Here at Flavorwire, we pride ourselves on not only writing some of the best content on the Internet, but keeping an eye on all of the great writing that other folks on the ‘Net are doing, too. This time we have interviews with the delightful curmudgeon Barney Frank and the delightful “believer” Tom DeLonge. Also, an enlightening examination of mainstream culture’s love affair with furry culture. Oh, and lastly, but perhaps most importantly, an interview with the founder of the EXXXOTICA Expo about the free speech war he’s currently waging.
Barney Frank might be retired from politics, but he’s not retired from being a lovable curmudgeon. One might’ve thought that his removal from public office would calm the man down, but his distance from the system seems to have only heightened his disdain for it. Specifically, he’s not enchanted by Bernie Sanders.
Bernie Sanders has been in Congress for 25 years with little to show for it in terms of his accomplishments and that’s because of the role he stakes out. It is harder to get things done in the American political system than a lot of people realize, and what happens is they blame the people in office for the system. And that’s the same with the Tea Party. It’s “I voted for these Republicans, we have a Republican Congress, we voted for them, they took over Congress, they didn’t accomplish anything.” You gotta win at least two elections in a row.
In an interview with J. Handy, owner and producer of EXXXOTICA Expo, Filthy. asks about the event’s recently being banned in Dallas, Texas. Handy also talks extensively about the importance of free speech not only in the adult entertainment world but also in the world, generally. Disturbingly, a group of people is so devoted to hindering free speech about sex that they’ve developed a reputation and a nickname: “The Hateful Eight.”
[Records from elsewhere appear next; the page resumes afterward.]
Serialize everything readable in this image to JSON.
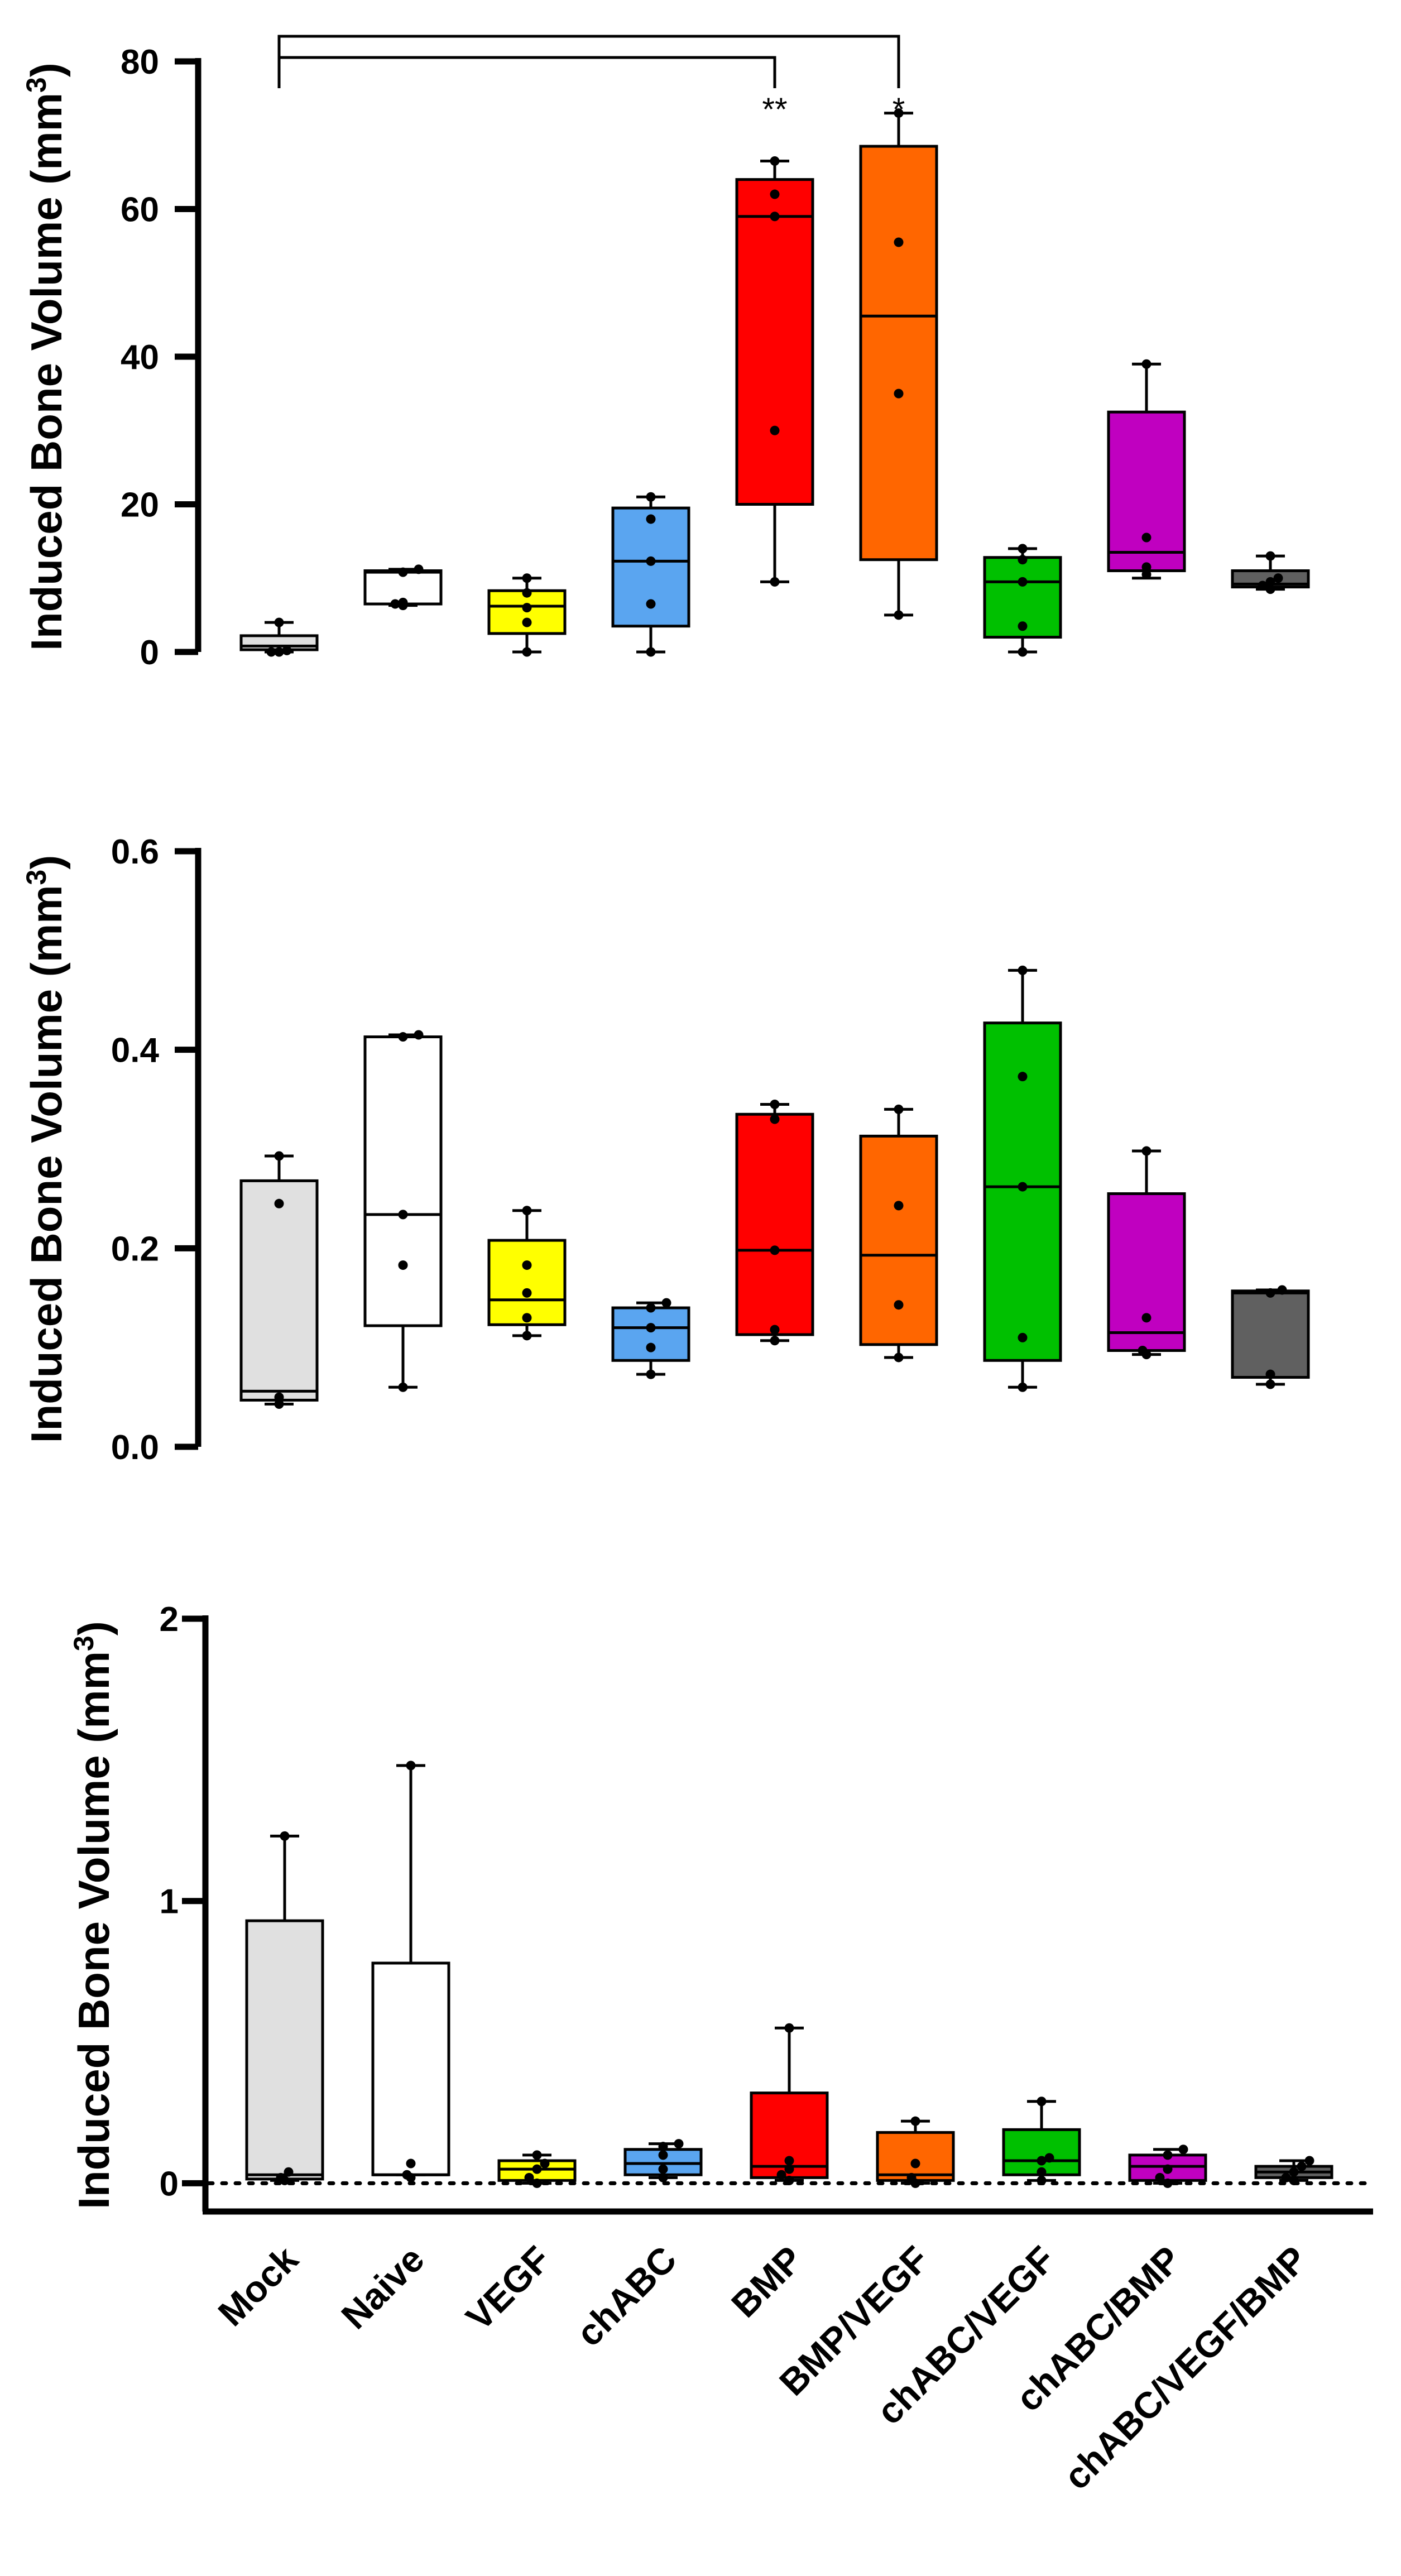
{
  "chart_data": [
    {
      "type": "box",
      "title": "",
      "ylabel": "Induced Bone Volume (mm³)",
      "ylabel_main": "Induced Bone Volume (mm",
      "ylabel_sup": "3",
      "ylabel_close": ")",
      "ylim": [
        0,
        80
      ],
      "yticks": [
        0,
        20,
        40,
        60,
        80
      ],
      "zero_line": false,
      "categories": [
        "Mock",
        "Naive",
        "VEGF",
        "chABC",
        "BMP",
        "BMP/VEGF",
        "chABC/VEGF",
        "chABC/BMP",
        "chABC/VEGF/BMP"
      ],
      "colors": [
        "#e0e0e0",
        "#ffffff",
        "#ffff00",
        "#5aa5f0",
        "#ff0000",
        "#ff6600",
        "#00c000",
        "#c000c0",
        "#606060"
      ],
      "boxes": [
        {
          "min": 0,
          "q1": 0.3,
          "median": 0.8,
          "q3": 2.2,
          "max": 4,
          "points": [
            0,
            0,
            0,
            0.2,
            4
          ]
        },
        {
          "min": 6.3,
          "q1": 6.5,
          "median": 10.8,
          "q3": 11,
          "max": 11.2,
          "points": [
            6.3,
            6.5,
            6.7,
            10.8,
            11.2
          ]
        },
        {
          "min": 0,
          "q1": 2.5,
          "median": 6.2,
          "q3": 8.3,
          "max": 10,
          "points": [
            0,
            4,
            6,
            8,
            10
          ]
        },
        {
          "min": 0,
          "q1": 3.5,
          "median": 12.3,
          "q3": 19.5,
          "max": 21,
          "points": [
            0,
            6.5,
            12.3,
            18,
            21
          ]
        },
        {
          "min": 9.5,
          "q1": 20,
          "median": 59,
          "q3": 64,
          "max": 66.5,
          "points": [
            9.5,
            30,
            59,
            62,
            66.5
          ]
        },
        {
          "min": 5,
          "q1": 12.5,
          "median": 45.5,
          "q3": 68.5,
          "max": 73,
          "points": [
            5,
            35,
            55.5,
            73
          ]
        },
        {
          "min": 0,
          "q1": 2,
          "median": 9.5,
          "q3": 12.8,
          "max": 14,
          "points": [
            0,
            3.5,
            9.5,
            12.5,
            14
          ]
        },
        {
          "min": 10,
          "q1": 11,
          "median": 13.5,
          "q3": 32.5,
          "max": 39,
          "points": [
            10.5,
            11.5,
            15.5,
            39
          ]
        },
        {
          "min": 8.5,
          "q1": 8.8,
          "median": 9.2,
          "q3": 11,
          "max": 13,
          "points": [
            8.5,
            9,
            9.5,
            10,
            13
          ]
        }
      ],
      "significance": [
        {
          "from": "Mock",
          "to": "BMP",
          "label": "**"
        },
        {
          "from": "Mock",
          "to": "BMP/VEGF",
          "label": "*"
        }
      ]
    },
    {
      "type": "box",
      "title": "",
      "ylabel": "Induced Bone Volume (mm³)",
      "ylabel_main": "Induced Bone Volume (mm",
      "ylabel_sup": "3",
      "ylabel_close": ")",
      "ylim": [
        0,
        0.6
      ],
      "yticks": [
        "0.0",
        "0.2",
        "0.4",
        "0.6"
      ],
      "zero_line": false,
      "categories": [
        "Mock",
        "Naive",
        "VEGF",
        "chABC",
        "BMP",
        "BMP/VEGF",
        "chABC/VEGF",
        "chABC/BMP",
        "chABC/VEGF/BMP"
      ],
      "colors": [
        "#e0e0e0",
        "#ffffff",
        "#ffff00",
        "#5aa5f0",
        "#ff0000",
        "#ff6600",
        "#00c000",
        "#c000c0",
        "#606060"
      ],
      "boxes": [
        {
          "min": 0.043,
          "q1": 0.047,
          "median": 0.056,
          "q3": 0.268,
          "max": 0.293,
          "points": [
            0.043,
            0.05,
            0.245,
            0.293
          ]
        },
        {
          "min": 0.06,
          "q1": 0.122,
          "median": 0.234,
          "q3": 0.413,
          "max": 0.415,
          "points": [
            0.06,
            0.183,
            0.234,
            0.413,
            0.415
          ]
        },
        {
          "min": 0.112,
          "q1": 0.123,
          "median": 0.148,
          "q3": 0.208,
          "max": 0.238,
          "points": [
            0.112,
            0.13,
            0.155,
            0.183,
            0.238
          ]
        },
        {
          "min": 0.073,
          "q1": 0.087,
          "median": 0.12,
          "q3": 0.14,
          "max": 0.145,
          "points": [
            0.073,
            0.1,
            0.12,
            0.14,
            0.145
          ]
        },
        {
          "min": 0.107,
          "q1": 0.113,
          "median": 0.198,
          "q3": 0.335,
          "max": 0.345,
          "points": [
            0.107,
            0.118,
            0.198,
            0.33,
            0.345
          ]
        },
        {
          "min": 0.09,
          "q1": 0.103,
          "median": 0.193,
          "q3": 0.313,
          "max": 0.34,
          "points": [
            0.09,
            0.143,
            0.243,
            0.34
          ]
        },
        {
          "min": 0.06,
          "q1": 0.087,
          "median": 0.262,
          "q3": 0.427,
          "max": 0.48,
          "points": [
            0.06,
            0.11,
            0.262,
            0.373,
            0.48
          ]
        },
        {
          "min": 0.093,
          "q1": 0.097,
          "median": 0.115,
          "q3": 0.255,
          "max": 0.298,
          "points": [
            0.093,
            0.097,
            0.13,
            0.298
          ]
        },
        {
          "min": 0.063,
          "q1": 0.07,
          "median": 0.155,
          "q3": 0.157,
          "max": 0.158,
          "points": [
            0.063,
            0.073,
            0.155,
            0.158
          ]
        }
      ],
      "significance": []
    },
    {
      "type": "box",
      "title": "",
      "ylabel": "Induced Bone Volume (mm³)",
      "ylabel_main": "Induced Bone Volume (mm",
      "ylabel_sup": "3",
      "ylabel_close": ")",
      "ylim": [
        -0.1,
        2
      ],
      "yticks": [
        0,
        1,
        2
      ],
      "zero_line": true,
      "categories": [
        "Mock",
        "Naive",
        "VEGF",
        "chABC",
        "BMP",
        "BMP/VEGF",
        "chABC/VEGF",
        "chABC/BMP",
        "chABC/VEGF/BMP"
      ],
      "colors": [
        "#e0e0e0",
        "#ffffff",
        "#ffff00",
        "#5aa5f0",
        "#ff0000",
        "#ff6600",
        "#00c000",
        "#c000c0",
        "#606060"
      ],
      "boxes": [
        {
          "min": 0.01,
          "q1": 0.015,
          "median": 0.03,
          "q3": 0.93,
          "max": 1.23,
          "points": [
            0.01,
            0.02,
            0.04,
            1.23
          ]
        },
        {
          "min": 0.03,
          "q1": 0.03,
          "median": 0.03,
          "q3": 0.78,
          "max": 1.48,
          "points": [
            0.02,
            0.03,
            0.07,
            1.48
          ]
        },
        {
          "min": 0,
          "q1": 0.01,
          "median": 0.05,
          "q3": 0.08,
          "max": 0.1,
          "points": [
            0,
            0.02,
            0.05,
            0.07,
            0.1
          ]
        },
        {
          "min": 0.02,
          "q1": 0.03,
          "median": 0.07,
          "q3": 0.12,
          "max": 0.14,
          "points": [
            0.02,
            0.05,
            0.1,
            0.13,
            0.14
          ]
        },
        {
          "min": 0.01,
          "q1": 0.02,
          "median": 0.06,
          "q3": 0.32,
          "max": 0.55,
          "points": [
            0.01,
            0.03,
            0.05,
            0.08,
            0.55
          ]
        },
        {
          "min": 0,
          "q1": 0.01,
          "median": 0.03,
          "q3": 0.18,
          "max": 0.22,
          "points": [
            0,
            0.02,
            0.07,
            0.22
          ]
        },
        {
          "min": 0.01,
          "q1": 0.03,
          "median": 0.08,
          "q3": 0.19,
          "max": 0.29,
          "points": [
            0.01,
            0.04,
            0.08,
            0.09,
            0.29
          ]
        },
        {
          "min": 0,
          "q1": 0.01,
          "median": 0.06,
          "q3": 0.1,
          "max": 0.12,
          "points": [
            0,
            0.02,
            0.05,
            0.1,
            0.12
          ]
        },
        {
          "min": 0.01,
          "q1": 0.02,
          "median": 0.04,
          "q3": 0.06,
          "max": 0.08,
          "points": [
            0.01,
            0.02,
            0.04,
            0.06,
            0.08
          ]
        }
      ],
      "significance": []
    }
  ]
}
The “Hateful Eight” consist of Mayor Mike Rawlings and his seven cronies on the city commission. They vote in line with anything that the Mayor wants to have happen. One of them is the daughter of a famous football player—Roger Staubach. When they gave the testimony about our event, it was completely without basis. Everything they claimed was wrong—not only with porn but with the entire adult entertainment industry. We have never called ourselves a porn convention. Do we have adult materials? Yes. But the majority is educational and entertaining. Many of the “Hateful Eight” were advised by their own legal council that we have a First Amendment right to be in that building…and they completely ignored it.
Every few months, an interview with Tom DeLonge comes along and makes me question my nostalgic love of Blink-182. Well, another one came out today, because Tom DeLonge has a new book coming out. It’s called Sekret Machines and it’s 700 pages long. Each of those pages is about conspiracy theories. It’s also fiction, but still deals with very true conspiracy theories? Still, that’s a lot of pages for a man who can’t write an OK song that lasts longer than 3 minutes.
When you read the Sekret Machines novel, you’ll find out that our government is building machinery, and what people are seeing a lot of the time is our machinery and we’re doing it for very specific reasons. When they find that out, I think the sense of pride that we’ll have with our government’s efforts and the breakthroughs that they’ve had and what they’re doing it for is exciting. People need to know this stuff to get excited again about all these topics of engineering and science. It’s the same thing that inspired the country to go the Moon. We’ve far surpassed that effort, but in secret. It’s all in the book. There’s a pilot that gets promoted to a civilian program financed by private interests, and he’s flying machinery that really does exist.
Lastly, a nice essay about pop culture’s covert conversion to furry fandom. The latest example used in this argument is Disney’s beautiful new film, Zootopia, but the author, Farah Rishi, dives into anime and other popular (but less mainstream) properties that have, in one way or another, happily propelled furry culture into our households.
Maybe we, as humans, anthropomorphize non-human beings as a reflection of our own arrogance because, in our minds, loveable beings must have human traits. But these visual novels suggest another reason for the popularity of animals as love interests in visual novels: the desire to connect to and actively engage with creatures beyond ourselves using our own agency and decision-making process, and without judgment from either other consumers or the love interests themselves.